Pai didn’t discuss this background. In his speech, he said the agency made the change and it had “nothing to do with the law or the facts.”
“No, it was all about politics,” continued Pai. “Days after a disappointing 2014 midterm election, and in order to energize a dispirited base, the White House released an extraordinary YouTube video instructing the FCC to implement Title II regulations. This was a transparent attempt to compromise the agency’s independence. And it worked.”
Pai recalled warnings that “the internet would suddenly devolve into a digital dystopia of fast lanes and slow lanes” — the common example given is Verizon potentially deciding to choke Netflix’s traffic without payment — and added, “Strangely, the case for Title II was a fact-free zone. … Did these fast lanes and slow lanes exist? No. The truth of the matter is that we decided to abandon successful policies solely because of hypothetical harms and hysterical prophecies of doom.”
And so, with hype that a different approach would encourage investments in infrastructure and mean more jobs, the FCC chairman announced he was issuing a Notice of Proposed Rulemaking that would return the classification of broadband service from Title II to a Title I information service. This will set off a comment period. Pai says he hopes to vote on it at an agency meeting next month. That’s scheduled for May 18, and what likely will ensue over the next few weeks will be a fervent period where telecommunication companies stand in support and some digital giants attempt to rally efforts to “save net neutrality.”
Comcast has already issued its applause of the move.

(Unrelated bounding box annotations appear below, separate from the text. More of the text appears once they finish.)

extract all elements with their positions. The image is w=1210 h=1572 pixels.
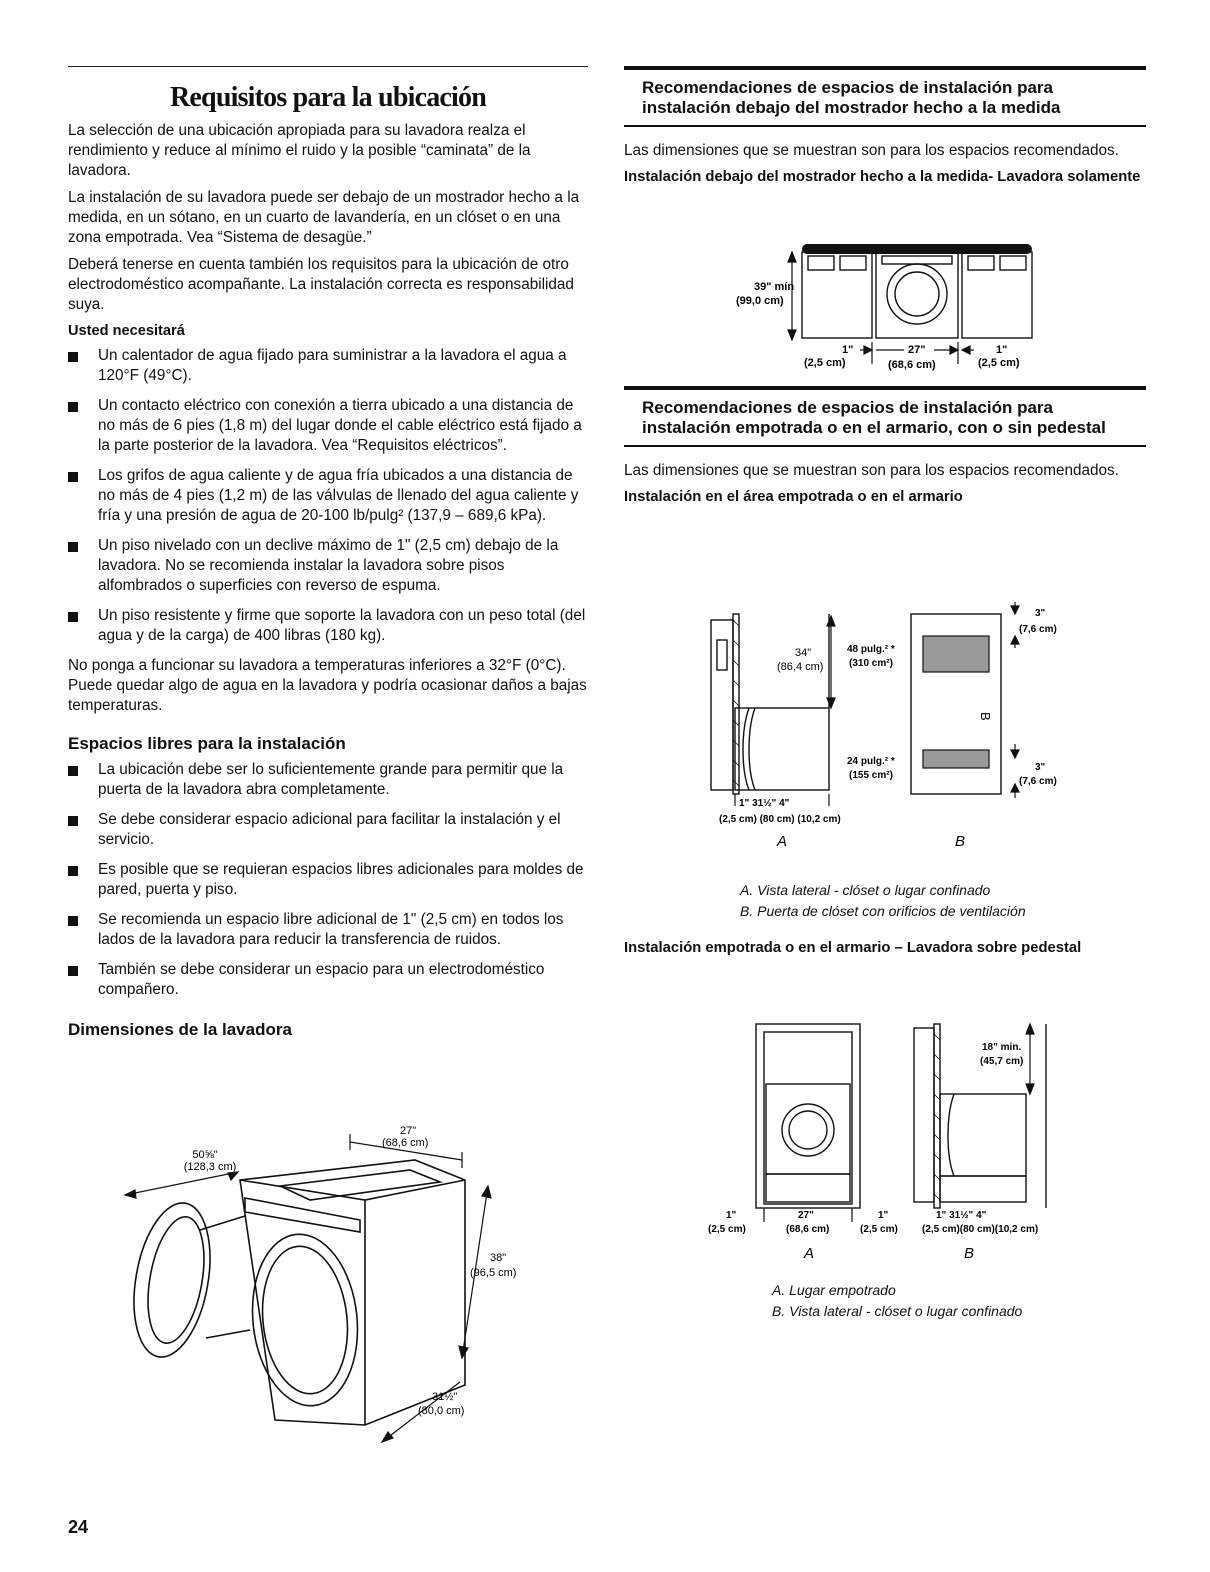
right-gap-cm-label: (2,5 cm) (860, 1224, 898, 1235)
door-letter: B (978, 712, 993, 721)
vent-bottom-cm-label: (155 cm²) (849, 770, 893, 781)
bottom-gap-label: 3" (1035, 762, 1046, 773)
pedestal-figure (700, 1020, 1070, 1265)
vent-top (923, 636, 989, 672)
bullet-icon (68, 402, 78, 412)
bullet-icon (68, 866, 78, 876)
clearance-heading: Espacios libres para la instalación (68, 734, 346, 753)
side-cm-label: (80,0 cm) (418, 1405, 465, 1417)
intro-paragraph: Deberá tenerse en cuenta también los requisitos para la ubicación de otro electrodoméstico acompañante. La instalación correcta es responsabilidad suya. (68, 256, 574, 313)
page-title: Requisitos para la ubicación (170, 82, 486, 113)
width-label: 27" (798, 1210, 814, 1221)
side-wall (914, 1028, 934, 1202)
width-cm-label: (68,6 cm) (786, 1224, 830, 1235)
dim-34-label: 34" (795, 647, 812, 659)
washer-top-panel (280, 1170, 440, 1200)
list-item: Los grifos de agua caliente y de agua fría ubicados a una distancia de no más de 4 pies (1,2 m) de las válvulas de llenado del agua caliente y fría y una presión de agua de 20-100 lb/pulg² (137,9 – 689,6 kPa). (68, 466, 588, 526)
pedestal-section (624, 938, 1124, 964)
washer-dimensions-figure (110, 1120, 520, 1460)
section-rule (624, 66, 1146, 70)
needs-heading: Usted necesitará (68, 323, 185, 339)
side-wall (711, 620, 733, 790)
list-item: La ubicación debe ser lo suficientemente grande para permitir que la puerta de la lavadora abra completamente. (68, 760, 588, 800)
right-gap-label: 1" (878, 1210, 889, 1221)
caption-b: B. Puerta de clóset con orificios de ventilación (740, 903, 1026, 919)
side-row-cm-label: (2,5 cm)(80 cm)(10,2 cm) (922, 1224, 1039, 1235)
height-cm-label: (96,5 cm) (470, 1267, 517, 1279)
left-gap-cm-label: (2,5 cm) (804, 357, 846, 369)
bottom-row-label: 1" 31½" 4" (739, 798, 790, 809)
door-hinge-line (200, 1216, 245, 1230)
control-panel (245, 1198, 360, 1232)
dimensions-heading: Dimensiones de la lavadora (68, 1020, 292, 1039)
vent-top-cm-label: (310 cm²) (849, 658, 893, 669)
caption-a: A. Vista lateral - clóset o lugar confinado (740, 882, 991, 898)
depth-label: 50⅝" (192, 1149, 218, 1161)
left-gap-cm-label: (2,5 cm) (708, 1224, 746, 1235)
list-item: Un piso resistente y firme que soporte la lavadora con un peso total (del agua y de la carga) de 400 libras (180 kg). (68, 606, 588, 646)
depth-cm-label: (128,3 cm) (183, 1161, 237, 1173)
under-counter-figure (728, 238, 1048, 378)
bottom-gap-cm-label: (7,6 cm) (1019, 776, 1057, 787)
height-label: 39" mín (754, 281, 795, 293)
pedestal-side (940, 1176, 1026, 1202)
arrow-icon (788, 252, 796, 262)
figure-label-b: B (955, 833, 966, 850)
alcove-frame (756, 1024, 860, 1208)
recessed-subheading: Instalación en el área empotrada o en el armario (624, 489, 963, 505)
bottom-row-cm-label: (2,5 cm) (80 cm) (10,2 cm) (719, 814, 841, 825)
arrow-icon (228, 1172, 238, 1180)
list-item: Se recomienda un espacio libre adicional de 1" (2,5 cm) en todos los lados de la lavadora para reducir la transferencia de ruidos. (68, 910, 588, 950)
bullet-icon (68, 542, 78, 552)
pedestal-subheading: Instalación empotrada o en el armario – Lavadora sobre pedestal (624, 940, 1082, 956)
intro-paragraph: La selección de una ubicación apropiada para su lavadora realza el rendimiento y reduce al mínimo el ruido y la posible “caminata” de la lavadora. (68, 122, 531, 179)
right-gap-label: 1" (996, 344, 1008, 356)
list-item: También se debe considerar un espacio para un electrodoméstico compañero. (68, 960, 588, 1000)
right-column (624, 66, 1146, 193)
list-item: Se debe considerar espacio adicional para facilitar la instalación y el servicio. (68, 810, 588, 850)
arrow-icon (950, 346, 958, 354)
door-glass (255, 1242, 354, 1398)
width-label: 27" (400, 1125, 417, 1137)
min-gap-cm-label: (45,7 cm) (980, 1056, 1024, 1067)
caption-a: A. Lugar empotrado (772, 1282, 896, 1298)
intro-paragraph: La instalación de su lavadora puede ser debajo de un mostrador hecho a la medida, en un sótano, en un cuarto de lavandería, en un clóset o en una zona empotrada. Vea “Sistema de desagüe.” (68, 189, 580, 246)
washer-door-icon (887, 264, 947, 324)
side-row-label: 1" 31½" 4" (936, 1210, 987, 1221)
arrow-icon (125, 1190, 136, 1198)
section-rule (624, 125, 1146, 127)
list-item: Un contacto eléctrico con conexión a tierra ubicado a una distancia de no más de 6 pies (1,8 m) del lugar donde el cable eléctrico está fijado a la parte posterior de la lavadora. Vea “Requisitos eléctricos”. (68, 396, 588, 456)
arrow-icon (864, 346, 872, 354)
bullet-icon (68, 916, 78, 926)
arrow-icon (827, 616, 835, 626)
clearance-list (68, 760, 588, 1000)
side-cabinet (962, 252, 1032, 338)
list-item: Es posible que se requieran espacios libres adicionales para moldes de pared, puerta y piso. (68, 860, 588, 900)
top-gap-cm-label: (7,6 cm) (1019, 624, 1057, 635)
bullet-icon (68, 966, 78, 976)
bullet-icon (68, 766, 78, 776)
left-gap-label: 1" (726, 1210, 737, 1221)
arrow-icon (788, 330, 796, 340)
side-label: 31½" (432, 1391, 458, 1403)
arrow-icon (382, 1432, 393, 1442)
under-counter-subheading: Instalación debajo del mostrador hecho a la medida- Lavadora solamente (624, 169, 1141, 185)
depth-dimension-line (125, 1172, 238, 1195)
arrow-icon (962, 346, 970, 354)
side-cabinet (802, 252, 872, 338)
right-gap-cm-label: (2,5 cm) (978, 357, 1020, 369)
bullet-icon (68, 612, 78, 622)
arrow-icon (459, 1346, 468, 1358)
bullet-icon (68, 816, 78, 826)
recessed-section (624, 386, 1146, 513)
arrow-icon (1011, 606, 1019, 614)
under-counter-body: Las dimensiones que se muestran son para los espacios recomendados. (624, 142, 1119, 159)
section-rule (624, 386, 1146, 390)
vent-bottom (923, 750, 989, 768)
list-item: Un piso nivelado con un declive máximo de 1" (2,5 cm) debajo de la lavadora. No se recomienda instalar la lavadora sobre pisos alfombrados o superficies con reverso de espuma. (68, 536, 588, 596)
arrow-icon (1011, 750, 1019, 758)
washer-front (876, 252, 958, 338)
temperature-note: No ponga a funcionar su lavadora a temperaturas inferiores a 32°F (0°C). Puede quedar algo de agua en la lavadora y podría ocasionar daños a bajas temperaturas. (68, 657, 587, 714)
recessed-heading: Recomendaciones de espacios de instalación para instalación empotrada o en el armario, con o sin pedestal (642, 398, 1106, 437)
arrow-icon (1011, 636, 1019, 644)
caption-b: B. Vista lateral - clóset o lugar confinado (772, 1303, 1023, 1319)
left-column (68, 66, 588, 1046)
vent-top-label: 48 pulg.² * (847, 644, 895, 655)
dim-34-cm-label: (86,4 cm) (777, 661, 824, 673)
bullet-icon (68, 472, 78, 482)
arrow-icon (482, 1186, 491, 1198)
width-label: 27" (908, 344, 926, 356)
pedestal (766, 1174, 850, 1202)
vent-bottom-label: 24 pulg.² * (847, 756, 895, 767)
arrow-icon (1026, 1024, 1034, 1034)
figure-label-a: A (777, 833, 788, 850)
figure-label-a: A (804, 1245, 815, 1262)
recessed-captions (740, 880, 1160, 922)
section-rule (624, 445, 1146, 447)
recessed-figure (705, 600, 1075, 850)
needs-list (68, 346, 588, 646)
height-cm-label: (99,0 cm) (736, 295, 784, 307)
washer-side (940, 1094, 1026, 1176)
door-hinge-line (206, 1330, 250, 1338)
recessed-body: Las dimensiones que se muestran son para los espacios recomendados. (624, 462, 1119, 479)
pedestal-captions (772, 1280, 1132, 1322)
top-rule (68, 66, 588, 67)
min-gap-label: 18" min. (982, 1042, 1022, 1053)
arrow-icon (827, 698, 835, 708)
arrow-icon (1011, 784, 1019, 792)
under-counter-heading: Recomendaciones de espacios de instalación para instalación debajo del mostrador hecho a la medida (642, 78, 1061, 117)
width-cm-label: (68,6 cm) (888, 359, 936, 371)
width-cm-label: (68,6 cm) (382, 1137, 429, 1149)
figure-label-b: B (964, 1245, 975, 1262)
washer-door-icon (782, 1104, 834, 1156)
height-label: 38" (490, 1252, 507, 1264)
left-gap-label: 1" (842, 344, 854, 356)
page-number: 24 (68, 1517, 89, 1537)
hatched-wall (934, 1024, 940, 1208)
bullet-icon (68, 352, 78, 362)
arrow-icon (1026, 1084, 1034, 1094)
washer-front (766, 1084, 850, 1174)
top-gap-label: 3" (1035, 608, 1046, 619)
list-item: Un calentador de agua fijado para suministrar a la lavadora el agua a 120°F (49°C). (68, 346, 588, 386)
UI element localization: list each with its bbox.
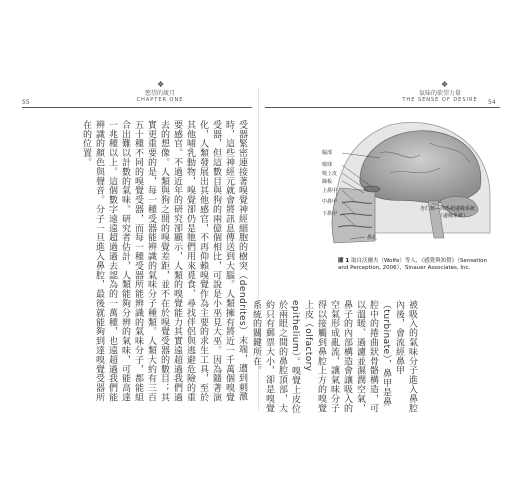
left-page-body: 受器緊密連接著嗅覺神經細胞的樹突（dendrites）末端，遭到刺激時，這些神經元就會將訊息傳送到大腦。人類擁有將近一千萬個嗅覺受器，但這數目與狗的兩億個相比，可說是小巫見大巫。因為隨著演化，人類發展出其他感官，不再仰賴嗅覺作為主要的求生工具，至於其他哺乳動物，嗅覺卻仍是牠們用來覓食、尋找伴侶與逃避危險的重要感官。不過近年的研究卻顯示，人類的嗅覺能力其實遠超過我們過去的想像。人類與狗之間的嗅覺差距，並不在於嗅覺受器的數目；其實更重要的是，每一種受器能辨識的氣味分子種類。人類大約有三百五十種不同的嗅覺受器，而每一種受器所能辨識的氣味分子，都能組合出難以計數的氣味。研究者估計，人類能夠分辨的氣味，可能高達一兆種以上。這個數字遠遠超過過去認為的一萬種，也遠超過我們能辨識的顏色與聲音。分子一旦進入鼻腔，最後就能夠到達嗅覺受器所在的位置。 [81,120,247,402]
figure-label-limbic-system: 杏仁核—海馬迴邊緣系統 [420,206,476,212]
figure-label-olfactory-epithelium: 嗅上皮 [322,171,338,177]
figure-caption-text: 取自沃爾夫（Wolfe）等人，《感覺與知覺》（Sensation and Perception, 2006），Sinauer Associates, Inc. [338,258,487,271]
right-page-number: 54 [488,99,496,106]
brain-figure [320,113,495,261]
figure-label-middle-turbinate: 中鼻甲 [322,199,338,205]
left-header-rule [22,107,252,108]
right-page-body: 被吸入的氣味分子進入鼻腔內後，會流經鼻甲（turbinate），鼻甲是鼻腔中的捲曲狀骨骼構造，可以溫暖、過濾並濕潤空氣，鼻子的內部構造會讓吸入的空氣形成亂流，讓氣味分子得以接觸到鼻腔上方的嗅覺上皮（olfactory epithelium）。嗅覺上皮位於兩眼之間的鼻腔頂部，大約只有郵票大小，卻是嗅覺系統的關鍵所在。 [251,300,417,414]
header-ornament-right: ❖ [441,80,449,89]
right-header-rule [265,107,500,108]
figure-label-superior-turbinate: 上鼻甲 [322,188,338,194]
figure-label-olfactory-bulb: 嗅球 [322,162,333,168]
figure-label-brain: 腦部 [322,150,333,156]
left-header-subtitle: CHAPTER ONE [136,97,184,104]
header-ornament-left: ❖ [157,80,165,89]
figure-caption [338,258,498,272]
left-page-number: 55 [22,99,30,106]
figure-caption-number: 圖 1 [338,258,350,264]
left-header-title: 慾望的歲月 [144,90,175,97]
brain-cross-section-illustration [320,113,495,261]
figure-label-cribriform-plate: 篩板 [322,179,333,185]
right-header-title: 氣味的欲望力量 [418,90,461,97]
figure-label-nostril: 鼻孔 [367,235,378,241]
figure-label-inferior-turbinate: 下鼻甲 [322,211,338,217]
right-page-header [395,90,485,103]
figure-label-limbic-note: （邊緣系統） [438,213,469,219]
left-page-header [120,90,200,103]
right-header-subtitle: THE SENSE OF DESIRE [402,97,478,104]
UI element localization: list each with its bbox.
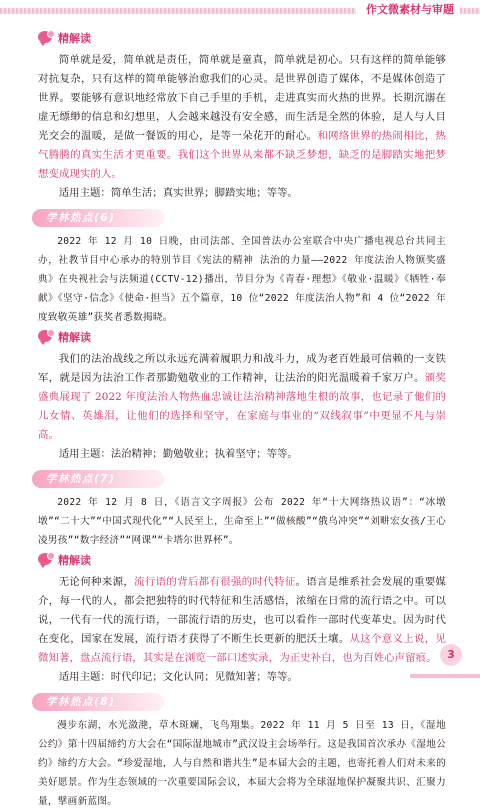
material-paragraph: 漫步东湖，水光潋滟，草木斑斓，飞鸟翔集。2022 年 11 月 5 日至 13 日，《湿地公约》第十四届缔约方大会在“国际湿地城市”武汉设主会场举行。这是我国首次承办《湿地公约》缔约方大会。“珍爱湿地，人与自然和谐共生”是本届大会的主题，也寄托着人们对未来的美好愿景。作为生态领域的一次重要国际会议，本届大会将为全球湿地保护凝聚共识、汇聚力量，擘画新蓝图。 [38, 720, 446, 807]
interpretation-heading [38, 550, 446, 570]
interpretation-paragraph [38, 51, 446, 184]
applicable-themes: 适用主题：时代印记；文化认同；见微知著；等等。 [58, 671, 298, 683]
highlighted-text: 从这个意义上说，见微知著，盘点流行语，其实是在浏览一部口述实录，为正史补白，也为百姓心声留痕。 [38, 633, 446, 664]
speech-bubble-icon [38, 552, 56, 568]
hot-topic-label: 学林热点(6) [46, 212, 116, 224]
page-header [0, 0, 480, 22]
header-title: 作文微素材与审题 [356, 1, 460, 19]
applicable-themes: 适用主题：法治精神；勤勉敬业；执着坚守；等等。 [58, 448, 298, 460]
highlighted-text: 颁奖盛典展现了 2022 年度法治人物热血忠诚让法治精神落地生根的故事，也记录了他们的儿女情、英雄泪，让他们的选择和坚守，在家庭与事业的“双线叙事”中更显不凡与崇高。 [38, 372, 446, 441]
footer-decor-band [410, 674, 480, 678]
interpretation-heading [38, 327, 446, 347]
material-heading [32, 207, 446, 229]
material-heading [32, 468, 446, 490]
material-paragraph: 2022 年 12 月 8 日，《语言文字周报》公布 2022 年“十大网络热议语”：“冰墩墩”“二十大”“中国式现代化”“人民至上，生命至上”“做核酸”“俄乌冲突”“刘畊宏女孩/王心凌男孩”“数字经济”“网课”“卡塔尔世界杯”。 [38, 497, 446, 546]
highlighted-text: 和网络世界的热闹相比，热气腾腾的真实生活才更重要。我们这个世界从来都不缺乏梦想，缺乏的是脚踏实地把梦想变成现实的人。 [38, 130, 446, 180]
body-text: 我们的法治战线之所以永远充满着履职力和战斗力，成为老百姓最可信赖的一支铁军，就是因为法治工作者那勤勉敬业的工作精神，让法治的阳光温暖着千家万户。 [38, 353, 446, 384]
hot-topic-label: 学林热点(7) [46, 473, 116, 485]
body-text: 。语言是维系社会发展的重要媒介，每一代的人，都会把独特的时代特征和生活感悟，浓缩在日常的流行语之中。可以说，一代有一代的流行语，一部流行语的历史，也可以看作一部时代变革史。因为时代在变化，国家在发展，流行语才获得了不断生长更新的肥沃土壤。 [38, 576, 447, 645]
hot-topic-tag [32, 693, 164, 711]
interpretation-heading [38, 28, 446, 48]
applicable-themes: 适用主题：简单生活；真实世界；脚踏实地；等等。 [58, 187, 298, 199]
page-content [38, 28, 446, 811]
interpretation-paragraph [38, 350, 446, 445]
speech-bubble-icon [38, 329, 56, 345]
material-paragraph: 2022 年 12 月 10 日晚，由司法部、全国普法办公室联合中央广播电视总台共同主办，社教节目中心承办的特别节目《宪法的精神 法治的力量——2022 年度法治人物颁奖盛典》在央视社会与法频道(CCTV-12)播出，节目分为《青春·理想》《敬业·温暖》《牺牲·奉献》《坚守·信念》《使命·担当》五个篇章，10 位“2022 年度法治人物”和 4 位“2022 年度致敬英雄”获奖者悉数揭晓。 [38, 236, 446, 323]
interpretation-title: 精解读 [58, 554, 91, 567]
interpretation-title: 精解读 [58, 331, 91, 344]
interpretation-paragraph [38, 573, 446, 668]
hot-topic-tag [32, 470, 164, 488]
highlighted-text: 流行语的背后都有很强的时代特征 [134, 576, 296, 588]
speech-bubble-icon [38, 30, 56, 46]
body-text: 无论何种来源， [58, 576, 135, 588]
page-number: 3 [440, 644, 462, 666]
interpretation-title: 精解读 [58, 32, 91, 45]
body-text: 简单就是爱，简单就是责任，简单就是童真，简单就是初心。只有这样的简单能够对抗复杂，只有这样的简单能够治愈我们的心灵。是世界创造了媒体，不是媒体创造了世界。要能够有意识地经常放下自己手里的手机，走进真实而火热的世界。长期沉溺在虚无缥缈的信息和幻想里，人会越来越没有安全感，而生活是全然的体验，是人与人目光交会的温暖，是做一餐饭的用心，是等一朵花开的耐心。 [38, 54, 446, 142]
material-heading [32, 691, 446, 713]
hot-topic-tag [32, 209, 164, 227]
hot-topic-label: 学林热点(8) [46, 696, 116, 708]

In a statement, Comcast CEO Brian Roberts said, “We fully support reversal of Title II classification, a 1930s statute that is outdated and harms consumers by creating a cloud over broadband investment decisions and innovation. Chairman Pai’s proposed reversal of Title II does not mean there will be no open internet protections, but rather creates an environment where we can have a fresh constructive dialogue.”
On the other side, INCOMPAS — a tech trade group whose membership includes Amazon, Facebook, Netflix and Twitter — issued its own call to arms.
“Any effort to weaken open internet protections must be rejected as it could toss the streaming and internet economy back into chaos, taking consumers back to a time when ISPs like Comcast throttled Netflix and consumers had to buffer their way through a binge,” said CEO Chip Pickering. “We believe the risks of FCC action far outweigh any reward.”
In making the announcement, Pai spoke how he elected not to reverse Title II immediately via a declaratory ruling. He also promised to be transparent by detailing the full rule before it gets adopted. Additionally, Pai has previously expressed support for net neutrality principles like ISPs not being able to block or throttle traffic, and during his speech on Wednesday he said the FCC would be seeking comment on how to approach “so-called bright-line rules adopted in 2015.”
Said Pickering, “Thankfully, Chairman Pai will conduct a public comment period, and we are willing to work with all stakeholders to achieve and maintain objectives that protect a free and open internet. But INCOMPAS will fight and oppose any effort to harm Americans’ abilities to access the content of their choice and weaken the most successful economic and free expression policy in American history.”